Nach Beginn des Ersten Weltkriegs mußten die dort stationierten deutschen Truppen, auch Schutztruppen genannt, bereits 1915 kapitulieren. Viele deutsche Siedler wurden in Internierungslager nach Südafrika gebracht und deutsche Soldaten in Kriegsgefangenenlager im nun ehemaligen Deutsch Südwestafrika.
Nach Beendigung des Krieges wurde das Land Mandat des Völkerbundes und Südafrika unterstellt. Zwischen 1946 und 1966 wurde Südafrika mehrfach von der UNO aufgefordert, das Land in die Unabhängigkeit zu entlassen, aber dies geschah erst 1988 und ein Jahr später also 1989 gab es dann die ersten freien Wahlen.
Seinen Namen bekam Namibia ebenfalls erst nach der Unabhängigkeit und zwar abgeleitet von der Wüste Namib. Damit wollte man keinen der vielen Stämme und Volksgruppen im Lande verärgern.

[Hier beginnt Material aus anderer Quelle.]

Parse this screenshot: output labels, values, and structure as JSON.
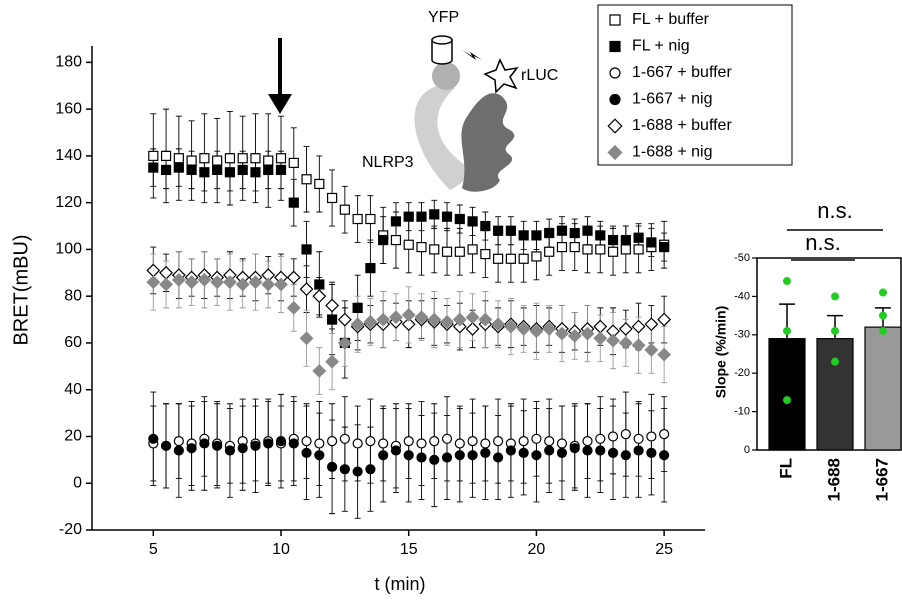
{
  "chart_data": [
    {
      "type": "scatter",
      "xlabel": "t (min)",
      "ylabel": "BRET(mBU)",
      "annotations": [
        "YFP",
        "rLUC",
        "NLRP3"
      ],
      "xlim": [
        2.6,
        26.6
      ],
      "xticks": [
        5,
        10,
        15,
        20,
        25
      ],
      "ylim": [
        -20,
        187
      ],
      "yticks": [
        -20,
        0,
        20,
        40,
        60,
        80,
        100,
        120,
        140,
        160,
        180
      ],
      "x": [
        5,
        5.5,
        6,
        6.5,
        7,
        7.5,
        8,
        8.5,
        9,
        9.5,
        10,
        10.5,
        11,
        11.5,
        12,
        12.5,
        13,
        13.5,
        14,
        14.5,
        15,
        15.5,
        16,
        16.5,
        17,
        17.5,
        18,
        18.5,
        19,
        19.5,
        20,
        20.5,
        21,
        21.5,
        22,
        22.5,
        23,
        23.5,
        24,
        24.5,
        25
      ],
      "series": [
        {
          "name": "FL + buffer",
          "color": "#000000",
          "marker": "square",
          "filled": false,
          "values": [
            140,
            140,
            139,
            138,
            139,
            138,
            139,
            139,
            139,
            138,
            139,
            137,
            130,
            128,
            122,
            117,
            113,
            113,
            106,
            104,
            102,
            101,
            100,
            99,
            99,
            100,
            98,
            96,
            96,
            96,
            97,
            99,
            101,
            101,
            100,
            100,
            99,
            100,
            100,
            101,
            102
          ],
          "errors": [
            18,
            20,
            18,
            17,
            19,
            18,
            20,
            18,
            19,
            20,
            18,
            15,
            14,
            12,
            12,
            10,
            10,
            10,
            12,
            12,
            12,
            12,
            10,
            10,
            10,
            10,
            10,
            10,
            10,
            10,
            10,
            10,
            10,
            10,
            10,
            10,
            10,
            10,
            10,
            10,
            10
          ]
        },
        {
          "name": "FL + nig",
          "color": "#000000",
          "marker": "square",
          "filled": true,
          "values": [
            135,
            134,
            135,
            134,
            133,
            134,
            133,
            134,
            133,
            134,
            134,
            120,
            100,
            85,
            70,
            60,
            75,
            92,
            104,
            112,
            114,
            114,
            115,
            114,
            113,
            112,
            110,
            108,
            108,
            106,
            106,
            107,
            108,
            107,
            108,
            106,
            104,
            104,
            105,
            103,
            101
          ],
          "errors": [
            8,
            8,
            8,
            8,
            8,
            8,
            8,
            8,
            8,
            8,
            8,
            10,
            12,
            14,
            15,
            15,
            14,
            12,
            10,
            8,
            6,
            6,
            6,
            6,
            6,
            6,
            6,
            6,
            6,
            6,
            6,
            6,
            6,
            6,
            6,
            6,
            6,
            6,
            6,
            6,
            6
          ]
        },
        {
          "name": "1-667 + buffer",
          "color": "#000000",
          "marker": "circle",
          "filled": false,
          "values": [
            17,
            16,
            18,
            17,
            19,
            17,
            16,
            18,
            17,
            18,
            17,
            19,
            18,
            17,
            18,
            19,
            17,
            18,
            17,
            16,
            18,
            17,
            18,
            19,
            17,
            18,
            17,
            18,
            17,
            18,
            19,
            18,
            17,
            16,
            18,
            19,
            20,
            21,
            19,
            20,
            21
          ],
          "errors": [
            16,
            18,
            16,
            18,
            16,
            18,
            16,
            18,
            16,
            18,
            16,
            18,
            16,
            18,
            16,
            18,
            16,
            18,
            16,
            18,
            16,
            18,
            16,
            18,
            16,
            18,
            16,
            18,
            16,
            18,
            16,
            18,
            16,
            18,
            16,
            18,
            16,
            18,
            16,
            18,
            16
          ]
        },
        {
          "name": "1-667 + nig",
          "color": "#000000",
          "marker": "circle",
          "filled": true,
          "values": [
            19,
            16,
            14,
            15,
            17,
            16,
            14,
            15,
            16,
            17,
            18,
            17,
            13,
            12,
            7,
            6,
            5,
            6,
            12,
            14,
            12,
            11,
            10,
            11,
            12,
            12,
            13,
            11,
            14,
            13,
            12,
            14,
            13,
            15,
            14,
            14,
            13,
            12,
            14,
            13,
            12
          ],
          "errors": [
            20,
            18,
            20,
            18,
            20,
            18,
            20,
            18,
            20,
            18,
            20,
            18,
            20,
            18,
            20,
            18,
            20,
            18,
            20,
            18,
            20,
            18,
            20,
            18,
            20,
            18,
            20,
            18,
            20,
            18,
            20,
            18,
            20,
            18,
            20,
            18,
            20,
            18,
            20,
            18,
            20
          ]
        },
        {
          "name": "1-688 + buffer",
          "color": "#000000",
          "marker": "diamond",
          "filled": false,
          "values": [
            91,
            90,
            89,
            88,
            89,
            88,
            89,
            88,
            88,
            89,
            88,
            88,
            83,
            80,
            76,
            70,
            67,
            68,
            68,
            69,
            68,
            70,
            69,
            68,
            67,
            66,
            68,
            67,
            68,
            67,
            66,
            67,
            66,
            65,
            66,
            67,
            65,
            66,
            67,
            68,
            70
          ],
          "errors": [
            10,
            8,
            10,
            8,
            10,
            8,
            10,
            8,
            10,
            8,
            10,
            8,
            10,
            8,
            10,
            8,
            10,
            8,
            10,
            8,
            10,
            8,
            10,
            8,
            10,
            8,
            10,
            8,
            10,
            8,
            10,
            8,
            10,
            8,
            10,
            8,
            10,
            8,
            10,
            8,
            10
          ]
        },
        {
          "name": "1-688 + nig",
          "color": "#888888",
          "marker": "diamond",
          "filled": true,
          "values": [
            86,
            85,
            87,
            86,
            87,
            86,
            86,
            85,
            86,
            85,
            85,
            75,
            62,
            48,
            52,
            60,
            68,
            69,
            70,
            71,
            72,
            71,
            70,
            69,
            70,
            71,
            70,
            68,
            67,
            66,
            65,
            66,
            64,
            63,
            64,
            62,
            61,
            60,
            59,
            57,
            55
          ],
          "errors": [
            12,
            10,
            12,
            10,
            12,
            10,
            12,
            10,
            12,
            10,
            12,
            10,
            12,
            10,
            12,
            10,
            12,
            10,
            12,
            10,
            12,
            10,
            12,
            10,
            12,
            10,
            12,
            10,
            12,
            10,
            12,
            10,
            12,
            10,
            12,
            10,
            12,
            10,
            12,
            10,
            12
          ]
        }
      ]
    },
    {
      "type": "bar",
      "ylabel": "Slope (%/min)",
      "categories": [
        "FL",
        "1-688",
        "1-667"
      ],
      "values": [
        -29,
        -29,
        -32
      ],
      "errors": [
        9,
        6,
        5
      ],
      "points": [
        [
          -44,
          -31,
          -13
        ],
        [
          -40,
          -31,
          -23
        ],
        [
          -41,
          -35,
          -31
        ]
      ],
      "colors": [
        "#000000",
        "#333333",
        "#999999"
      ],
      "point_color": "#22cc22",
      "ylim": [
        0,
        -50
      ],
      "yticks": [
        -50,
        -40,
        -30,
        -20,
        -10,
        0
      ],
      "significance": [
        "n.s.",
        "n.s."
      ]
    }
  ]
}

So in etwa ist also der Stand der groben Nachforschungen meinerseits, vor allem über die Vorgeschichte von Namibia.
Wir buchen mal wieder bei unserem Lieblingsreisebüro und werden da auch bestens beraten, denn wir wissen noch nicht, welchen Veranstalter wir diesmal für die Reise wählen sollen. Es gibt schließlich recht viele davon, aber nicht alle bieten Reisen zu dem von uns gewünschten Zeitraum an und auch nicht genau dahin und genauso wie wir es uns eigentlich dann vorgestellt haben. Der Vorschlag von Herrn Mahr ist ein Veranstalter aus der Bundeshauptstadt, den wir bisher noch nicht kannten. Das Angebot klingt sehr gut und dann heißt es nur noch:
„Bis dahin abwarten und dann auf ins Ungewisse!“
Der große Vorteil der von uns gewählten Reise und generell dieses Veranstalters sollte zum einen eine kleine Gruppe sein und zum anderen eben genau das beinhalten, was wir wollen, nämlich einen guten Eindruck und einen Überblick von dem und über das Land erhalten. Für intensivere Einblicke weiß man dann nach solch einer Reise viel besser, was man vertiefen und zusätzlich bei weiteren Reisen in diesem Land sehen möchte.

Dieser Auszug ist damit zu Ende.